I'm feeling a little kvetch-y today. In general things are going fine. My people have been doing some great learning around here, the laundry is nearly caught-up, and we even made it to a museum yesterday on a spur of the moment field trip. I still don't have any news to share with you about the house, and the houses I've been staring at on the realty sites are all disappearing at a fantastic rate, so I suppose that has more than a little bit to do with my mood. But really, it all boils down to not being understood. As a writer, if someone doesn't understand what I have written or said, then it is very easy to see that as a failure of communication. I really no not like to be misunderstood.
Here's what I would like to clarify. These are totally random and a smattering of what is floating around in my head.
1. To the woman at the member's desk at the museum yesterday, You know, I know that travelling around with nine children in tow is not terribly common, but does it really need a snicker? Really? I don't know for sure what you were trying to communicate. Since I wanted to get on with my visit, I didn't engage you in conversation, but I can tell you from my end, it didn't feel very nice. Besides, I wasn't asking you to take them around the museum for me. I wish people understood that having more than one or two children can actually be enjoyable.
2. I continue to find it difficult to adequately describe what we see in R., and that there is a total disconnect between how she presents to the general public and what we see in private. Yes, out in public she is charming, has terrific eye contact, smiles, engages, and wraps everyone around her little finger. She has learned how to survive and being charming in order to get what she desires... either something such as food or a hug (or ten)... she can do it. She can present as absolutely on top of things provided no one varies from her script of greetings, offers of help, and anything needing a yes or no answer. Thus, since this is about all that people witness, they think they understand that there is an actual child behind the facade of smiles. When more is asked of her.... real relationships, real emotions, real opinions, real engagement... the charming facade fails and you see you are left with a mere shell. All form and no substance. I try to explain this to people, and because they have never witnessed a child who experiences the degree of disassociation which R. evidences, they just cannot wrap their head around it. But she is so charming!!
When we see the glimpses of the real child who occasionally comes out, she is a toddler. A young toddler. A young and still very scared toddler. We have been working very hard recently on keeping her in the present. It is no small task given her years' long habit of not actively engaging with life. It is also extremely exhausting for her. Her brain is not used to being used so much.
I find it so difficult to really explain the differences between a fully engaged and functioning child and a child who is just not there.
3. Since we're talking about hard things, let's also talk about homeschooling. Not that homeschooling is hard, but it seems knowing what is and isn't homeschooling is terribly difficult. I, or someone expressing these same opinions, have been racked over the proverbial coals in homeschooling Facebook groups more than once recently for daring to suggest that someone really isn't homeschooling.
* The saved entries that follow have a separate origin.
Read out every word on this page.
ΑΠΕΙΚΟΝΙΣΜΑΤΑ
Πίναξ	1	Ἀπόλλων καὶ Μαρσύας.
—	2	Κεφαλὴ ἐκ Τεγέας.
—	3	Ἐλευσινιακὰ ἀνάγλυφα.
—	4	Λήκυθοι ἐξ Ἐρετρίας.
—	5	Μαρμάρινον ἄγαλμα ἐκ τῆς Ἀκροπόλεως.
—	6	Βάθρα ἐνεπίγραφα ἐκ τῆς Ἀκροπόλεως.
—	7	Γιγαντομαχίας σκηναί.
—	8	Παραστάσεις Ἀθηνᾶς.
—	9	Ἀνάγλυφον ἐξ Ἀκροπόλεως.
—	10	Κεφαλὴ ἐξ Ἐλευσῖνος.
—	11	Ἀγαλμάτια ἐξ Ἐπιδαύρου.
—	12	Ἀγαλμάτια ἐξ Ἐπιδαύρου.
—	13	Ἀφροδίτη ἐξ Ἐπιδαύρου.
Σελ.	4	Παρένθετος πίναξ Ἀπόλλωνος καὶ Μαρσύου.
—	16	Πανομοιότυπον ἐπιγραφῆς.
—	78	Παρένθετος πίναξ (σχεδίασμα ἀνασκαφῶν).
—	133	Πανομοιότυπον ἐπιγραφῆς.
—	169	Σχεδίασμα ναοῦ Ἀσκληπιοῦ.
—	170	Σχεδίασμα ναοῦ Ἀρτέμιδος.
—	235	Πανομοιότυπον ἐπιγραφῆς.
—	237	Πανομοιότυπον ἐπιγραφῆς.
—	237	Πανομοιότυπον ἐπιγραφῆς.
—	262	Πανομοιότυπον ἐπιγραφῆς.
This should be fun. It could even be one of those times where reading the comments is far more entertaining than the actual post. Here we go.
Homeschooling is the parent teaching the child at home, using curriculum of their own choice, and minimally fulfilling the requirements of a person's state. The family may choose to enroll their child in outside classes or co-ops, but if any of those entities pass on money to government funded public or charter schools, then it ceases to be homeschooling.
You are not homeschooling if your child is sitting in front of computer using public school curriculum and resources, and must follow that school's requirements and answer to that school's teachers. Yes, your child is at home, yes they are learning, but because of the ties to public school, you are merely transferring the place where your child attends, you are not homeschooling. A key to really knowing the difference is, to ask yourself, if this particular curriculum is not working for my child, can I ditch it and try something else? If you worry about what the school would say about it, you are not homeschooling.
To me, the key to homeschooling is parental freedom to do what the parent believes to be best for the child and the family. The second you involve someone else in that equation, you have diluted its essence and invited more outside governmental control by confusing who gets to decide. We definitely need another term to describe those people who choose to use governmental or for-profit schools, yet do their work for them at home. Because it's not homeschooling, regardless of where it takes place.
No, I do not think I am splitting hairs. Yes, I think parents should be allowed to make whatever educational choice is best. If attending a K12 school at home is best, then great. But... don't co-opt a term that does not describe what you are doing because in the long run you are going to help make life that much more complicated for those of who are genuinely homeschooling. Please find your own term. And one more thing. The purveyors of these online schools are not going to help you find your own term. They are quite happy to use the term homeschooling to describe what they are doing, because ultimately it is in their own best interests to dilute what homeschooling really is and essentially corner the homeschooling market by providing what people will assume is the only way to homeschool. Follow the money.
There, now that I have probably offended quite a few people. I can on about my day.